Lanjutnya, jika tidak ada penjelasan yang masuk akal dan dapat diterima publik, berarti dana negara telah terbuang sia-sia.
“Pemerintah harus turun tangan untuk menghentikan penyalahgunaan uang rakyat ini.”
Sebagaimana diketahui, MA dalam putusannya yang dibacakan 9 Juli, menyatakan terdakwa perkara korupsi penerbitan surat keterangan lunas Bantuan Likuiditas Bank Indonesia (BLBI) Syafruddin Aryad Temenggung terbukti melakukan perbuatan sebagaimana didakwakan kepadanya, akan tetapi perbuatan itu tidak merupakan suatu tindak pidana sehingga majelis melepaskan terdakwa tersebut oleh karena itu dari segala tuntutan hukum (ontslag van allerechtsvervolging).

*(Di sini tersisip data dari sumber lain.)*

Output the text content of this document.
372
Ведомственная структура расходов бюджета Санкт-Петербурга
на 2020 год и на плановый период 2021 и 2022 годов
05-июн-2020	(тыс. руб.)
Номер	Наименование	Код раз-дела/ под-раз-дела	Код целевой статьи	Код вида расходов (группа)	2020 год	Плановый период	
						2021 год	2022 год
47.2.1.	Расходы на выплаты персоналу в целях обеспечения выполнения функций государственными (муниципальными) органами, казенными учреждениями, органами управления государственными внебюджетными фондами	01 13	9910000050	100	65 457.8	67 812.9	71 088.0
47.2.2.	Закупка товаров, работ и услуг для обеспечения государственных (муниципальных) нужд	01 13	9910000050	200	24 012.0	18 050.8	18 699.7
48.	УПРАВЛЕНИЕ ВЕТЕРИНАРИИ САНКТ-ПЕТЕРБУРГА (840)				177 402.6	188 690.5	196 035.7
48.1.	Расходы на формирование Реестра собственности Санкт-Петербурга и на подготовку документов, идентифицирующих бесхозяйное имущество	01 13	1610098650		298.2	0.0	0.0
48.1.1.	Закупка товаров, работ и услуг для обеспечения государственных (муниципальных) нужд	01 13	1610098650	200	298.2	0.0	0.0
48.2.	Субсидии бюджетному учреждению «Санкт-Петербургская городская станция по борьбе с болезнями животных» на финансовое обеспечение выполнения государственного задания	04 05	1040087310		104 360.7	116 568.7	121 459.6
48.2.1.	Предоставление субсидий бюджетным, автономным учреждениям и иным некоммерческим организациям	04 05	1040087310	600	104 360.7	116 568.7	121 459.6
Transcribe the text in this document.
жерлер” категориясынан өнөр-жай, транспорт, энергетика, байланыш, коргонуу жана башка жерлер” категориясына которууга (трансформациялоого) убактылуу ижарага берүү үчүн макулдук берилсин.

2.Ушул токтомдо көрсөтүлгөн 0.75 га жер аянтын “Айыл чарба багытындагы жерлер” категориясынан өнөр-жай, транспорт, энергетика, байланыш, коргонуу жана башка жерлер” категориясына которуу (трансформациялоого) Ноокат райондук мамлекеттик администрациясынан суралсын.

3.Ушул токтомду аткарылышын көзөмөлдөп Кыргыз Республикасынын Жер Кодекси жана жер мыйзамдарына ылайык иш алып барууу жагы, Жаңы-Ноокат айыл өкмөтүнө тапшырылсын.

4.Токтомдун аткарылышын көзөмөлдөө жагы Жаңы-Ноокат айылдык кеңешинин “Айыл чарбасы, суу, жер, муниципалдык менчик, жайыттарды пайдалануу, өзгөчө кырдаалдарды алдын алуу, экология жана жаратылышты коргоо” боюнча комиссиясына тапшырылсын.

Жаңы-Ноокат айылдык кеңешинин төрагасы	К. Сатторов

Akan tetapi, KPK masih terus memburu Sjamsul Nursalim, pemegang saham pengendali BDNI beserta istrinya Itjih Nur salim yang belakangan telah dimasukkan ke dalam daftar pencarian orang.
Sjamsul dan Itjih sebelumnya dituduh bersama-sama dengan Syafruddin Temenggung telah melakukan perbuatan pidana terkait penerbitan surat keterangan lunas padahal BDNI dianggap masih memiliki utang Rp4,5 triliun.